Demand does not end abruptly on the half hour:
Ask a competing vendor how they treat long calls…
Answer: Well there is not much we can do but attribute the entire call to a single planning interval. You have to. It’s the only thing we know how to do.
Ask a competing vendor how they plan for long service level events like email…
Answer: We treat them like they are phone calls. They have to be dealt with during the same interval that they arrive. That might not be a very good fit with your three hour or three day service levels but hey, those are the limitations of interval based planning.
Ask a competing vendor how they plan for chat…
Answer: Easy, we take the number of chats, assume they arrived evenly and divide by the number of chats that agents can handle at a time. If the chats last beyond an interval boundary then we just pretend it is over. What could go wrong? Besides, it’s the best we can do.
Ask a competing vendor if their service level calculations include carry-over effects.

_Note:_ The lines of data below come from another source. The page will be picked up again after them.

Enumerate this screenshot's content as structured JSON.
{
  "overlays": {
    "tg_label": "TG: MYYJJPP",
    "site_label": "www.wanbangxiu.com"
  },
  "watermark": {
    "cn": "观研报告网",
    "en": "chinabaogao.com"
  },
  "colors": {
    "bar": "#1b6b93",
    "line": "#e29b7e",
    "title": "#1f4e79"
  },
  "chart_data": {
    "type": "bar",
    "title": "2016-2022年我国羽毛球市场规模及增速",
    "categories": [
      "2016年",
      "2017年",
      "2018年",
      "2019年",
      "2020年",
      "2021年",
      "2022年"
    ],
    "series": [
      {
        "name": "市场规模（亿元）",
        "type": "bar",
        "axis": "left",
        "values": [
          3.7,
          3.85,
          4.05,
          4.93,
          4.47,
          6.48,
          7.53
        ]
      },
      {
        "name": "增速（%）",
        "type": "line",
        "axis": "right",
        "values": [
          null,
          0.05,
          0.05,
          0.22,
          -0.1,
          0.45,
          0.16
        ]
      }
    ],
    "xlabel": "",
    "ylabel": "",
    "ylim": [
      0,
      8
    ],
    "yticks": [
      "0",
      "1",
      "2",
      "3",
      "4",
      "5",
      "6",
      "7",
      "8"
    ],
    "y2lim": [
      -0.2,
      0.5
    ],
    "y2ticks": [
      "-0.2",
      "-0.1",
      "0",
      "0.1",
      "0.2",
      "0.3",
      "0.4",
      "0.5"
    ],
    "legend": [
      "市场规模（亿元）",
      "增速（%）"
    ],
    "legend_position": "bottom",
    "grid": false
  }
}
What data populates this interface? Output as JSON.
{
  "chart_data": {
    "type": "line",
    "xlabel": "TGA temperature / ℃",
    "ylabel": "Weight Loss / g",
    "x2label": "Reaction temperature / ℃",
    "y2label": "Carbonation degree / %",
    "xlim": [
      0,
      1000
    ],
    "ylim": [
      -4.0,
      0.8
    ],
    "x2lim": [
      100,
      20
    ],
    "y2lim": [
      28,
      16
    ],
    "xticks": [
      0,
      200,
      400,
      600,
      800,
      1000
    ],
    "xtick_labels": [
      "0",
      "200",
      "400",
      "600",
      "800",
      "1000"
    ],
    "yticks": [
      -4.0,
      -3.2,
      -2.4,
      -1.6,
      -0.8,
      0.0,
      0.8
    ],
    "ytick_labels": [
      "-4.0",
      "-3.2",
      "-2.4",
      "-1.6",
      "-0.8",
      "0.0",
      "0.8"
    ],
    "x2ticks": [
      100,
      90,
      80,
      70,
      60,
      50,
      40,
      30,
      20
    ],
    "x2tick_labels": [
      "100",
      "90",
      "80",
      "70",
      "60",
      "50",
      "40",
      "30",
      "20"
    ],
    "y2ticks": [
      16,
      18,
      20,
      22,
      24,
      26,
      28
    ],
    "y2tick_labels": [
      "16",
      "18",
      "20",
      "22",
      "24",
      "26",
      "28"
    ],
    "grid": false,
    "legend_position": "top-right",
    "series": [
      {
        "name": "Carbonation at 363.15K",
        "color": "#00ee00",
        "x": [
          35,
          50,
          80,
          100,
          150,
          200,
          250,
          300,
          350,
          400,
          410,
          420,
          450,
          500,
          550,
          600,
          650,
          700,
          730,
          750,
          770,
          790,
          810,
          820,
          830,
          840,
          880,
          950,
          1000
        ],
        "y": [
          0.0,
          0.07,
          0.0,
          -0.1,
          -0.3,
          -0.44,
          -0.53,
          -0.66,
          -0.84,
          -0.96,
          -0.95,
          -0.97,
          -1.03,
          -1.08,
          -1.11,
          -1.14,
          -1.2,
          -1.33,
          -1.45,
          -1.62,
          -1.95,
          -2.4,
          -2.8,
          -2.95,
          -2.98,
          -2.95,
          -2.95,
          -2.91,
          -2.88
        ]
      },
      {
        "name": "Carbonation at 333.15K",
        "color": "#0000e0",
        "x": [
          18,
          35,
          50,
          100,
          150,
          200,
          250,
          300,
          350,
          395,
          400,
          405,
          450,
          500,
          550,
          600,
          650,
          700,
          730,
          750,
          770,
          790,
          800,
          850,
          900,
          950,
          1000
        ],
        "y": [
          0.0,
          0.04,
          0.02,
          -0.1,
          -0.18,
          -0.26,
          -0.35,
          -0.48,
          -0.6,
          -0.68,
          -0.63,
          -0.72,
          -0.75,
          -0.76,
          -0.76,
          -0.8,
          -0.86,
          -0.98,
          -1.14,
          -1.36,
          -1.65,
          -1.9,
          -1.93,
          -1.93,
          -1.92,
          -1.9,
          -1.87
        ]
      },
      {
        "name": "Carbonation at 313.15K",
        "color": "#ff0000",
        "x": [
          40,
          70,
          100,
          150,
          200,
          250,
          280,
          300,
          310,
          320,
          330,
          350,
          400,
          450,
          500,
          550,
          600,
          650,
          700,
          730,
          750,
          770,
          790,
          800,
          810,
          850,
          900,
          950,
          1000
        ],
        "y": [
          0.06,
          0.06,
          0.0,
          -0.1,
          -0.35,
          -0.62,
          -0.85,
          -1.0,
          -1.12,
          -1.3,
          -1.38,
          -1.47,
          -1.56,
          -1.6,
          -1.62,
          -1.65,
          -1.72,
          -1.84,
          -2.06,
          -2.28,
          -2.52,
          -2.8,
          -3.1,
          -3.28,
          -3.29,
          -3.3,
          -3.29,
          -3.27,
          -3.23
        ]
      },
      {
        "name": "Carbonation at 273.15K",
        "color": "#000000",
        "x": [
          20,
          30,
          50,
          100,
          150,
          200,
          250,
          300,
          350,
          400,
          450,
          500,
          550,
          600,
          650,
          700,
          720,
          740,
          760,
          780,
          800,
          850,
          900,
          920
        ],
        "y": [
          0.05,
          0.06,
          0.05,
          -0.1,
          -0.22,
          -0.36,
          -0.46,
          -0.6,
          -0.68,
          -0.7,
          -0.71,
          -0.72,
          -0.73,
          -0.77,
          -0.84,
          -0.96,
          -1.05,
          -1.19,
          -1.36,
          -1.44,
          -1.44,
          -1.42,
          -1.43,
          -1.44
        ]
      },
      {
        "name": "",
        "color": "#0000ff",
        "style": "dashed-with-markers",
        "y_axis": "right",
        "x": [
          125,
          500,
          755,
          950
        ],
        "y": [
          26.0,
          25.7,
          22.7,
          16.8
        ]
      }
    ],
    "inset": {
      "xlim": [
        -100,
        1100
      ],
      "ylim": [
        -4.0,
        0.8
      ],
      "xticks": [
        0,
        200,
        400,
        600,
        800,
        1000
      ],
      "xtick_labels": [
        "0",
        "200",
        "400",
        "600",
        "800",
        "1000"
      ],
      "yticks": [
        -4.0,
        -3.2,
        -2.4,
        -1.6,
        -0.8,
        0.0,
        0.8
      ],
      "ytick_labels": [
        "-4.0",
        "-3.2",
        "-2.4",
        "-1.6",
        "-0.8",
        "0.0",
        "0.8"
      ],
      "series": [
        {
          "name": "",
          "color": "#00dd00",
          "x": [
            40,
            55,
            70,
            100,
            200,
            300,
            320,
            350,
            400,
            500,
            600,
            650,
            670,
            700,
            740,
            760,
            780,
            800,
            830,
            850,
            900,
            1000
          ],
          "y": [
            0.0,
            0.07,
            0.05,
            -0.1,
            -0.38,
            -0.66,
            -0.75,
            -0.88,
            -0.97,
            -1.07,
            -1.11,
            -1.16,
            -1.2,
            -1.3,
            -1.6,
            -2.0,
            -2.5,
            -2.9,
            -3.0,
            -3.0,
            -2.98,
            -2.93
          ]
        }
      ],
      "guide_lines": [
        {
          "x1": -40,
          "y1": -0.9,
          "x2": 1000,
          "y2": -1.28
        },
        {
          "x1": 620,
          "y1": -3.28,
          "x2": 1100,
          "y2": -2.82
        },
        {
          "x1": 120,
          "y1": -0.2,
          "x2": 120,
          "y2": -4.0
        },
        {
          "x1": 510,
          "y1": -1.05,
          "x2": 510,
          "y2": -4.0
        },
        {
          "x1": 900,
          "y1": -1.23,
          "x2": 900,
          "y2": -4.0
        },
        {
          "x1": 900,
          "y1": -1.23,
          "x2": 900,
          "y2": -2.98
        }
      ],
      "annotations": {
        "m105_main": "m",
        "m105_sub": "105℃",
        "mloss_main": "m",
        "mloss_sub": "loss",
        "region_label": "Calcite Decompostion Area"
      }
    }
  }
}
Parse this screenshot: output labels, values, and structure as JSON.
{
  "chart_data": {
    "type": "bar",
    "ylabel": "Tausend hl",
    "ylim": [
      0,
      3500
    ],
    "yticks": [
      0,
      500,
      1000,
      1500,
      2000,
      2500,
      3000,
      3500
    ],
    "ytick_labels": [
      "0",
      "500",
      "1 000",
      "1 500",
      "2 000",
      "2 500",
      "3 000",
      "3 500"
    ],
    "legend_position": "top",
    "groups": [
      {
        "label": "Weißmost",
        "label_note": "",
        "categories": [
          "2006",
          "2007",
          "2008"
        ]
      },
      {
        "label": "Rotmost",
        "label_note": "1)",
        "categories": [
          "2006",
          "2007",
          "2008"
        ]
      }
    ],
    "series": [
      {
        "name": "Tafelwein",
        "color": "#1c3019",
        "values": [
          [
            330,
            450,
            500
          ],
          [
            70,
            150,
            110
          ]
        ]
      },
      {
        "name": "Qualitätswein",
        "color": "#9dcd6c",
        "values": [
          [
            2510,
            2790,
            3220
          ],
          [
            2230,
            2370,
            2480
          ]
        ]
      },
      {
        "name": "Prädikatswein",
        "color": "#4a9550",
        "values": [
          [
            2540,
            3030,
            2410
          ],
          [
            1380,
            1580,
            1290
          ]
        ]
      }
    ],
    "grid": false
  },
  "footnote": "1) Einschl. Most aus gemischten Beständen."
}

Answer: Of course not. If you lower your service levels for 9:00 to 9:30 then all the customers who can’t be serviced until later in the day will just fall off the radar. What else could we do? Besides, under-serving your customer base is a great way to reduce labor costs and pay for your WFM software.
Advantage HD WFM™: Cross-interval planning and service levels
HD WFM™ understands all carry-over effects including:
- Long calls, chats and emails that span any number of minutes or hours
- Long service levels that last from many minutes to many days
- The exact carryover effects of lowering a service level for any planning interval.
This is a radically new and more effective form of planning. HD WFM™ connects call centers with the realities that competing solutions can only discard or conceal.